Древние боялись одиночества, считали его наихудшим из страданий, полагали, что оно опустошает душу, является крайней формой заброшенности, чуть ли не прообразом смерти; и это понятно, потому что весь мир человека той эпохи конструировался на основе спасительной силы группы — города, армии, коллективов, организованных по возрастному принципу, обществ взаимопомощи или религиозных братств (примером последних вдохновлялись, кстати, и «неподражаемые»).
Потому ли Антоний находил облегчение в одиночестве, что отличался от своих современников? Плутарх этого не утверждает; напротив, он, хоть и не прямо, объясняет возникшее у римлянина ощущение передышки другой причиной: Антоний в это время избавился от постоянного контроля со стороны агентов Клеопатры. Очевидно, Алекса уже не состоял в его свите (хотя до того десять лет подряд не отставал от него ни на шаг и даже во время прорыва актийской блокады умудрился оказаться с ним на одном корабле); да и Тимаген куда-то исчез.
Понял ли наконец Антоний, когда плыл к берегам Африки и так долго находился в прострации, что его неразрывная связь с Клеопатрой обусловлена не только судьбой, но и усилиями самой царицы, действовавшей через своих приспешников? Все как будто на это указывает; в момент расставания с царицей Антоний (по всей видимости, под воздействием того же импульсивного порыва) прогнал от себя и всех этих надоедливых советчиков, наполовину философов, наполовину шпионов, от которых его римские друзья уже многие годы его предостерегали.

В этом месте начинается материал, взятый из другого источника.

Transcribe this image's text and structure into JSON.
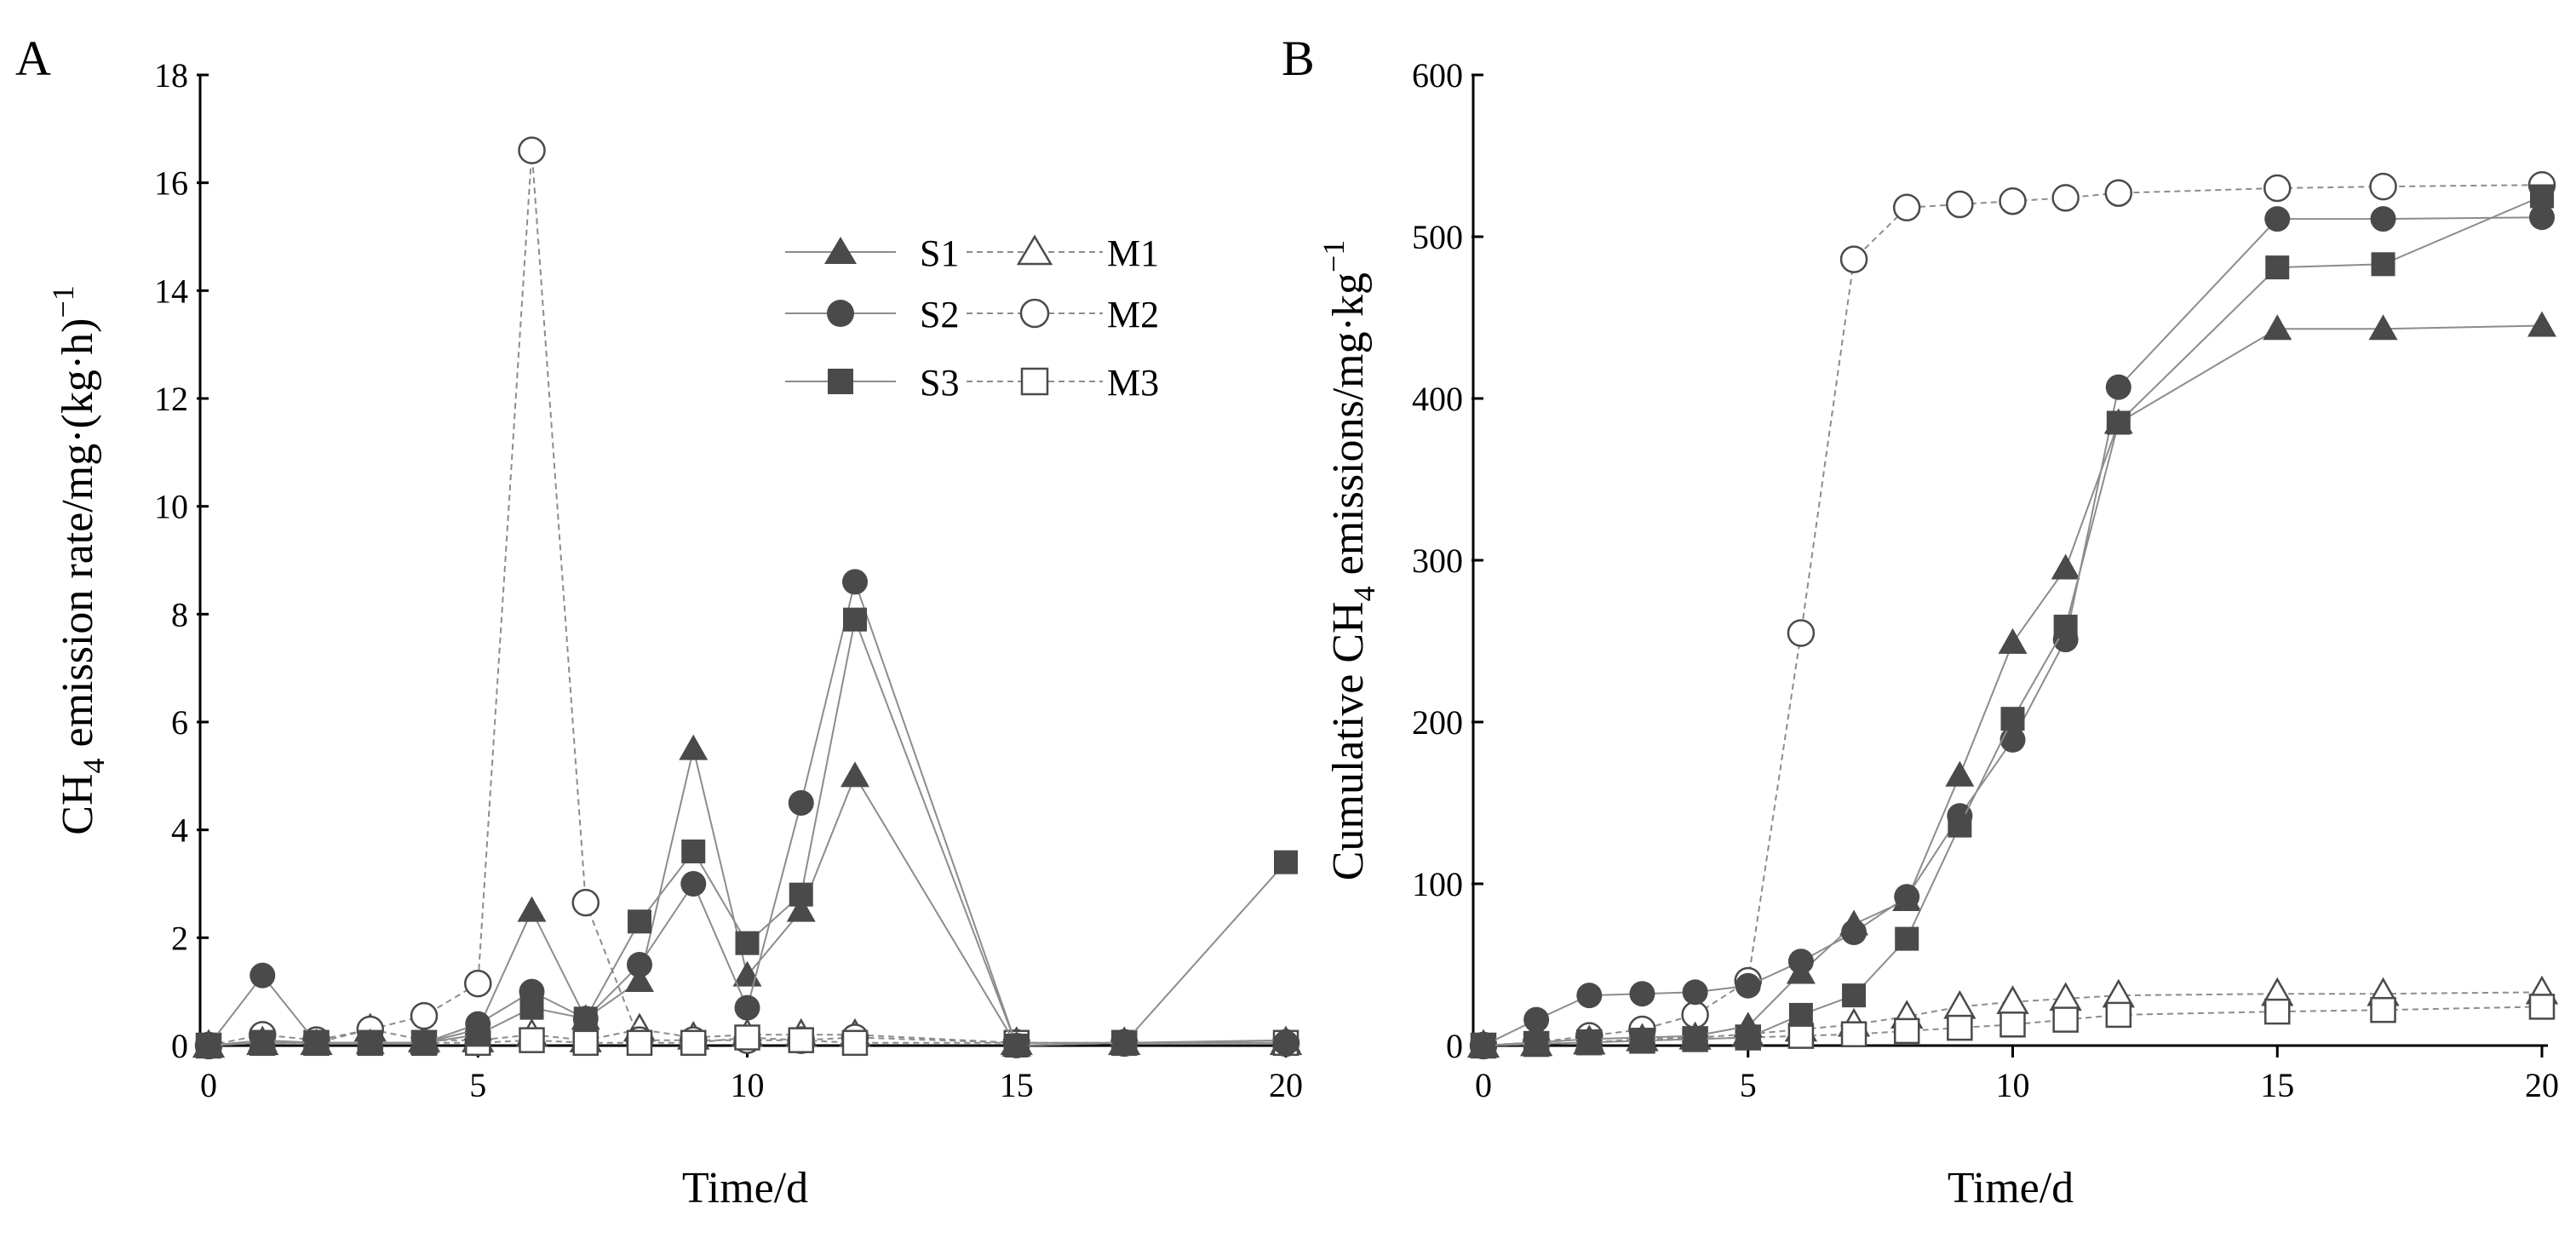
{
  "colors": {
    "solid": "#4a4a4a",
    "line_solid": "#8c8c8c",
    "line_dashed": "#8c8c8c",
    "hollow_fill": "#ffffff"
  },
  "legend": {
    "items": [
      {
        "key": "S1",
        "marker": "triangle",
        "style": "solid"
      },
      {
        "key": "M1",
        "marker": "triangle",
        "style": "hollow"
      },
      {
        "key": "S2",
        "marker": "circle",
        "style": "solid"
      },
      {
        "key": "M2",
        "marker": "circle",
        "style": "hollow"
      },
      {
        "key": "S3",
        "marker": "square",
        "style": "solid"
      },
      {
        "key": "M3",
        "marker": "square",
        "style": "hollow"
      }
    ]
  },
  "chart_data": [
    {
      "panel": "A",
      "type": "line",
      "xlabel": "Time/d",
      "ylabel_main": "CH",
      "ylabel_sub": "4",
      "ylabel_rest": " emission rate/mg·(kg·h)",
      "ylabel_sup": "−1",
      "xlim": [
        0,
        20
      ],
      "ylim": [
        0,
        18
      ],
      "xticks": [
        "0",
        "5",
        "10",
        "15",
        "20"
      ],
      "yticks": [
        "0",
        "2",
        "4",
        "6",
        "8",
        "10",
        "12",
        "14",
        "16",
        "18"
      ],
      "series": [
        {
          "name": "S1",
          "marker": "triangle",
          "style": "solid",
          "x": [
            0,
            1,
            2,
            3,
            4,
            5,
            6,
            7,
            8,
            9,
            10,
            11,
            12,
            15,
            17,
            20
          ],
          "y": [
            0,
            0.1,
            0.05,
            0.05,
            0.05,
            0.3,
            2.5,
            0.5,
            1.2,
            5.5,
            1.3,
            2.5,
            5.0,
            0,
            0.05,
            0.1
          ]
        },
        {
          "name": "S2",
          "marker": "circle",
          "style": "solid",
          "x": [
            0,
            1,
            2,
            3,
            4,
            5,
            6,
            7,
            8,
            9,
            10,
            11,
            12,
            15,
            17,
            20
          ],
          "y": [
            0,
            1.3,
            0.05,
            0.05,
            0.05,
            0.4,
            1.0,
            0.5,
            1.5,
            3.0,
            0.7,
            4.5,
            8.6,
            0,
            0.05,
            0.05
          ]
        },
        {
          "name": "S3",
          "marker": "square",
          "style": "solid",
          "x": [
            0,
            1,
            2,
            3,
            4,
            5,
            6,
            7,
            8,
            9,
            10,
            11,
            12,
            15,
            17,
            20
          ],
          "y": [
            0,
            0.05,
            0.05,
            0.05,
            0.05,
            0.2,
            0.7,
            0.5,
            2.3,
            3.6,
            1.9,
            2.8,
            7.9,
            0,
            0.05,
            3.4
          ]
        },
        {
          "name": "M1",
          "marker": "triangle",
          "style": "hollow",
          "x": [
            0,
            1,
            2,
            3,
            4,
            5,
            6,
            7,
            8,
            9,
            10,
            11,
            12,
            15,
            17,
            20
          ],
          "y": [
            0,
            0.05,
            0.05,
            0.3,
            0.1,
            0.1,
            0.2,
            0.1,
            0.3,
            0.15,
            0.2,
            0.2,
            0.2,
            0.05,
            0.05,
            0.05
          ]
        },
        {
          "name": "M2",
          "marker": "circle",
          "style": "hollow",
          "x": [
            0,
            1,
            2,
            3,
            4,
            5,
            6,
            7,
            8,
            9,
            10,
            11,
            12,
            15,
            17,
            20
          ],
          "y": [
            0,
            0.2,
            0.1,
            0.3,
            0.55,
            1.15,
            16.6,
            2.65,
            0.1,
            0.1,
            0.1,
            0.1,
            0.15,
            0.05,
            0.05,
            0.05
          ]
        },
        {
          "name": "M3",
          "marker": "square",
          "style": "hollow",
          "x": [
            0,
            1,
            2,
            3,
            4,
            5,
            6,
            7,
            8,
            9,
            10,
            11,
            12,
            15,
            17,
            20
          ],
          "y": [
            0,
            0.05,
            0.05,
            0.05,
            0.05,
            0.05,
            0.1,
            0.05,
            0.05,
            0.05,
            0.15,
            0.1,
            0.05,
            0.05,
            0.05,
            0.05
          ]
        }
      ]
    },
    {
      "panel": "B",
      "type": "line",
      "xlabel": "Time/d",
      "ylabel_main": "Cumulative CH",
      "ylabel_sub": "4",
      "ylabel_rest": " emissions/mg·kg",
      "ylabel_sup": "−1",
      "xlim": [
        0,
        20
      ],
      "ylim": [
        0,
        600
      ],
      "xticks": [
        "0",
        "5",
        "10",
        "15",
        "20"
      ],
      "yticks": [
        "0",
        "100",
        "200",
        "300",
        "400",
        "500",
        "600"
      ],
      "series": [
        {
          "name": "S1",
          "marker": "triangle",
          "style": "solid",
          "x": [
            0,
            1,
            2,
            3,
            4,
            5,
            6,
            7,
            8,
            9,
            10,
            11,
            12,
            15,
            17,
            20
          ],
          "y": [
            0,
            2,
            4,
            5,
            6,
            12,
            45,
            75,
            90,
            167,
            249,
            295,
            385,
            443,
            443,
            445
          ]
        },
        {
          "name": "S2",
          "marker": "circle",
          "style": "solid",
          "x": [
            0,
            1,
            2,
            3,
            4,
            5,
            6,
            7,
            8,
            9,
            10,
            11,
            12,
            15,
            17,
            20
          ],
          "y": [
            0,
            16,
            31,
            32,
            33,
            37,
            52,
            70,
            92,
            142,
            189,
            251,
            407,
            511,
            511,
            512
          ]
        },
        {
          "name": "S3",
          "marker": "square",
          "style": "solid",
          "x": [
            0,
            1,
            2,
            3,
            4,
            5,
            6,
            7,
            8,
            9,
            10,
            11,
            12,
            15,
            17,
            20
          ],
          "y": [
            0,
            1,
            2,
            3,
            4,
            5,
            19,
            31,
            66,
            136,
            202,
            259,
            385,
            481,
            483,
            525
          ]
        },
        {
          "name": "M1",
          "marker": "triangle",
          "style": "hollow",
          "x": [
            0,
            1,
            2,
            3,
            4,
            5,
            6,
            7,
            8,
            9,
            10,
            11,
            12,
            15,
            17,
            20
          ],
          "y": [
            0,
            1,
            2,
            4,
            5,
            7,
            10,
            13,
            18,
            24,
            27,
            29,
            31,
            32,
            32,
            33
          ]
        },
        {
          "name": "M2",
          "marker": "circle",
          "style": "hollow",
          "x": [
            0,
            1,
            2,
            3,
            4,
            5,
            6,
            7,
            8,
            9,
            10,
            11,
            12,
            15,
            17,
            20
          ],
          "y": [
            0,
            2,
            6,
            10,
            19,
            40,
            255,
            486,
            518,
            520,
            522,
            524,
            527,
            530,
            531,
            532
          ]
        },
        {
          "name": "M3",
          "marker": "square",
          "style": "hollow",
          "x": [
            0,
            1,
            2,
            3,
            4,
            5,
            6,
            7,
            8,
            9,
            10,
            11,
            12,
            15,
            17,
            20
          ],
          "y": [
            0,
            1,
            2,
            3,
            4,
            5,
            6,
            7,
            9,
            11,
            13,
            16,
            19,
            21,
            22,
            24
          ]
        }
      ]
    }
  ]
}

И тем не менее форма, которую Антоний придал своему ожиданию, — эти долгие блуждания по пескам — не предвещала ничего хорошего, хотя внешне казалась выражением безмятежности духа. Прогуливаясь вдоль пляжей, уже обдуваемых резкими осенними ветрами, беседовал ли он со своими двумя друзьями о тщете человеческих чаяний, о непостоянстве вчерашних союзников, которые, как он теперь узнавал, переходили на сторону врага? Или, как на борту своего судна, он замкнулся в молчании? Плутарх по этому поводу ничего определенного не говорит; зато подчеркивает, что прогулки Антония не преследовали никакой конкретной цели, — так что у нас есть основания полагать, что если он и вышел из своей прострации, то все равно был погружен в меланхолию; а друзья, скорее всего, сопровождали его в этих странных блужданиях просто потому, что боялись, как бы он не наложил на себя руки.
Как бы то ни было, он все еще ждет возвращения своих гонцов. Значит, не совсем потерял надежду; и как будто верит, что Канидий, не справившийся с солдатами-изменниками при Актии, сумеет привести к нему оставленные в Азии легионы.
Это была, конечно, отчаянная надежда, в которую он вложил свою последнюю энергию: потому что в день, когда Антоний узнал, что Скарп приказал убить его послов и перешел на сторону Октавиана, он неожиданно выхватил меч и попытался покончить с собой.
Друзьям удалось его остановить. Удалось, несомненно, потому, что в глубине души Антоний еще не был готов к смерти; и хотя он обладал обостренным чувством чести, хватило одного слова, чтобы заставить его отказаться от рокового шага: имени царицы.
Слово это произнесли друзья — и, видимо, не один раз, потому что через несколько дней маленькая группа уже двигалась по дороге на Александрию.
Явившись во дворец и услышав о проекте Клеопатры, он, конечно, был ошеломлен; и, вдохновленный ее дерзостью и энергией, наверное, сам воспрянул духом: она сказала ему, что, как только флот сконцентрируется в Красном море, а азиатские легионы прибудут в Александрию, они переправят сокровища под надежным конвоем на корабли, поднимутся на борт флагманского судна и потом, на всех парусах, поплывут к Индии.
План царицы был превосходным, если не считать одной детали: она забыла, что даже в глубине пустыни все обо всем знают; и что у нее там есть враги, которые уже давно, ничем не выдавая своих замыслов, думают о том, как ее погубить, — набатейцы. Они не забыли, что она выпросила у Антония то, что прежде являлось основой их богатства: монополию на добычу битума; и с тех самых пор ищут способа вернуть свое достояние. И они нашли такой способ: сообщили о ее маневрах наместнику Сирии, человеку, преданному Октавиану, который тут же заключил с ними союз. Затем эти номады, базировавшиеся в Петре, совершили неожиданный налет на ее корабли и подожгли их; за несколько часов красноморская эскадра выгорела дотла.